Pour s’émerveiller de la beauté du monde naturel, il n’est pas toujours nécessaire de partir à l’autre bout de la planète. Au contraire, le sublime se cache parfois au plus près de nous. Un enseignement que le photographe Vincent Munier semble vouloir transmettre avec son nouveau film animalier Le chant des forêts, au cinéma depuis ce mercredi 17 décembre.

Quatre ans après son documentaire césarisé La panthère des neiges, consacré à la quête de ce rarissime félin au cœur de l’Himalaya, le naturaliste français transporte son public direction ce qu’il a de plus cher et de plus intime : ses forêts natales des Vosges. Accompagné de son père Michel – lui aussi passionné de nature – et de son jeune fils Simon, Vincent Munier rend un hommage poignant à l’incroyable biodiversité qui peuple ce massif du nord-est de la France.
Immersion au cœur des forêts anciennes des Vosges
Pendant un peu plus d’une heure trente, la famille Munier nous ouvre les portes de ses affûts pour raconter les espèces emblématiques des Vosges, qu’elle piste depuis des décennies. Un florilège d’anecdotes et d’images à couper le souffle, en immersion dans l’atmosphère féérique des vieilles sapinières brumeuses. Fantastique, au sens artistique du terme.
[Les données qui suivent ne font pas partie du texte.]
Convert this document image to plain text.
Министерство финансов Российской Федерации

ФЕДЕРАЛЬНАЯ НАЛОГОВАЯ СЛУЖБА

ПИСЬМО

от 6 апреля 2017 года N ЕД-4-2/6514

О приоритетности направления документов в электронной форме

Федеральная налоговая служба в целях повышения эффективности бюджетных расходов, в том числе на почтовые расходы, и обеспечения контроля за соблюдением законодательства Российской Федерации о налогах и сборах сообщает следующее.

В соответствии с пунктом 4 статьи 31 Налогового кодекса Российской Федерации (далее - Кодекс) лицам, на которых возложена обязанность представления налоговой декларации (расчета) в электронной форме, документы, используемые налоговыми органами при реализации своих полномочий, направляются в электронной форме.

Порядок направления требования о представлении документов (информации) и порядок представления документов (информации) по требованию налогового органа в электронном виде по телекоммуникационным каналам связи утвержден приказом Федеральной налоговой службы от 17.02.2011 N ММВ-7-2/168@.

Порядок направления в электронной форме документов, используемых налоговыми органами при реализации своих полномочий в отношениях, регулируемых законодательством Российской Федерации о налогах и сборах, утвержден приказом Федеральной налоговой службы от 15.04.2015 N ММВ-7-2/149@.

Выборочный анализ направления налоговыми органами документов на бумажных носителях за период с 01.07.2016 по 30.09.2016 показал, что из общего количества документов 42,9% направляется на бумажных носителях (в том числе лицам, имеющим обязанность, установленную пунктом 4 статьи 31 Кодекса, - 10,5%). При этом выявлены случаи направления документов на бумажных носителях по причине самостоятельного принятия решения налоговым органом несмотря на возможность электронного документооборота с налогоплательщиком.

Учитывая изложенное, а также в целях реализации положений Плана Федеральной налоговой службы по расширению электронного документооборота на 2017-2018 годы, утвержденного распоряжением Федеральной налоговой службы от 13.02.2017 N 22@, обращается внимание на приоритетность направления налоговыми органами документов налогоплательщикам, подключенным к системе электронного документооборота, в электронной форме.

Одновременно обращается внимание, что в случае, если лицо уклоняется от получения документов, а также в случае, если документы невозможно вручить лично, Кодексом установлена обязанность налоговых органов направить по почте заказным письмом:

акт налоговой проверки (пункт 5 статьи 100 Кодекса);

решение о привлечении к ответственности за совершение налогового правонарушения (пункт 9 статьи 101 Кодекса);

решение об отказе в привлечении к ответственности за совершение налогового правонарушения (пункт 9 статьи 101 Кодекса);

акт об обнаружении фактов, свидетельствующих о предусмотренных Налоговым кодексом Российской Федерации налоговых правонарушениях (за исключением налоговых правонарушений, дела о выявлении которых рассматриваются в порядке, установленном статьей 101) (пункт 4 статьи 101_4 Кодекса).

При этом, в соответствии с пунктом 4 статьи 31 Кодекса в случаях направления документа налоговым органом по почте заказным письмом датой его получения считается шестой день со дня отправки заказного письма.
Les spectateur·ices se retrouvent plongé·es dans des jeux d’ombres et de lumières, devinant des formes sauvages dans le brouillard crépusculaire ou au travers des frondaisons percées de rayons solaires. Au loin, se distingue le chant sourd du hibou grand-duc ; plus proche, une famille de cerfs élaphes, dont les silhouettes se découpent dans la blancheur d’un étang. Constamment, les brindilles craquent, les bécasses croulent et les chevreuils aboient dans la nuit.
Des chamois sur les crêtes enneigées aux minuscules mésanges huppées à peine sorties du nid, toutes les espèces de la forêt sont mises à l’honneur. Plus marquant encore, le documentaire donne à voir au plus près des animaux rarissimes, que peu de naturalistes peuvent se targuer d’avoir entraperçus dans leur existence. À l’image du fragile lynx boréal, qui ne se compte plus qu’en dizaines d’individus, de la très discrète gélinotte des bois, qui reste tapie dans les sous-bois mousseux, et de bien d’autres espèces encore.

Requiem pour un grand tétras
S’il est un animal qui est érigé en roi de ces forêts, c’est bien le grand tétras. «Oiseau fantôme», ce gallinacé de montagne est aujourd’hui quasiment éteint dans le massif des Vosges – en dépit d’un plan de sauvetage de l’État qui peine à porter ses fruits (notre article). Le film est aussi l’occasion de rappeler l’impact des humains, entre dégradation des forêts, dérangement de la faune et pression croissante du changement climatique.
«Cet oiseau vivait dans les Vosges depuis la dernière période glaciaire, il y a plus de 10 000 ans. Et moi, là, en 50 ans, j’assiste à sa disparition», raconte Michel Munier, qui a eu la chance d’apercevoir l’un des derniers coqs de grand tétras des Vosges. D’après les estimations officielles, il resterait aujourd’hui cinq ou six oiseaux sur tout le massif.

Du constat déchirant de cette disparition, la famille Munier décidera de retrouver cette bête des temps anciens, pour un voyage qui l’emmènera bien au-delà des Vosges. Une quête sauvage en forme d’héritage destiné aux prochaines générations. Pour que résonne encore le «chant des forêts».